«Les arbres sont des poèmes que la terre dessine dans le ciel. Nous les abattons et les transformons en papier afin d’y tracer l’empreinte de notre vide». Gibran Khalil Gibran, Le Sable et l’Écume.



Je me suis levée tôt le matin ce jour glacial et frileux du 15 janvier 2011. Je me suis levée du bon pied et du bon côté du lit avec un objectif clair, net et précis. J’en ai marre de me taire.

Je me suis préparée comme en allant à une réception. Les fringues étaient merveilleusement chics sur moi. Le regard charmeur de mes compatriotes mâles a confirmé cela dès mon arrivé au Carré Saint-Louis.
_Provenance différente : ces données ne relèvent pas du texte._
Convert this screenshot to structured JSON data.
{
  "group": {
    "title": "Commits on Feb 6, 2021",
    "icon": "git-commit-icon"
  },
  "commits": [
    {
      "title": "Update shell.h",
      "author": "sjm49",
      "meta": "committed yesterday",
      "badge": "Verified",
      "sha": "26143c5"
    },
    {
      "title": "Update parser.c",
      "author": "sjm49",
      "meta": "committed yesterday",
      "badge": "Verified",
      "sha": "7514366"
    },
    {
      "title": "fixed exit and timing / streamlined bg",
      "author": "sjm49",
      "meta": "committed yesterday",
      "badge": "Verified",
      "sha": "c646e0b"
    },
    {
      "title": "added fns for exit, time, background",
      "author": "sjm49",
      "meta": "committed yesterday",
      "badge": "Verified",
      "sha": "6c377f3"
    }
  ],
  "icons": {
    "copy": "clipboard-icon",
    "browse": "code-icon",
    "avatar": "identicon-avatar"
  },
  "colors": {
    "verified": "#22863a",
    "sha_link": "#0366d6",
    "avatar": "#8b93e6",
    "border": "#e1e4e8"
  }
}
La veille de cette manifestation, j’ai appelé ma mère, âgée de soixante-dix ans pour avoir le pouls de ses pensées et le fil conducteur de ses opinions. C’était tôt le matin chez elle. Elle venait de terminer la première prière de la journée. L’aube, el-fajr.

À la deuxième tonalité, son allô hésitant et semant l’inquiétude a provoqué ma peur et mon angoisse. Une chance que celà était dû au fait que tout le monde dormait.

Elle a prié Dieu pour qu’il m’épargne et éloigne le mauvais sort de mon chemin. Aussi, elle a fait un vœu pour que je rencontre ould el-halal (un mari exemplaire et convenable).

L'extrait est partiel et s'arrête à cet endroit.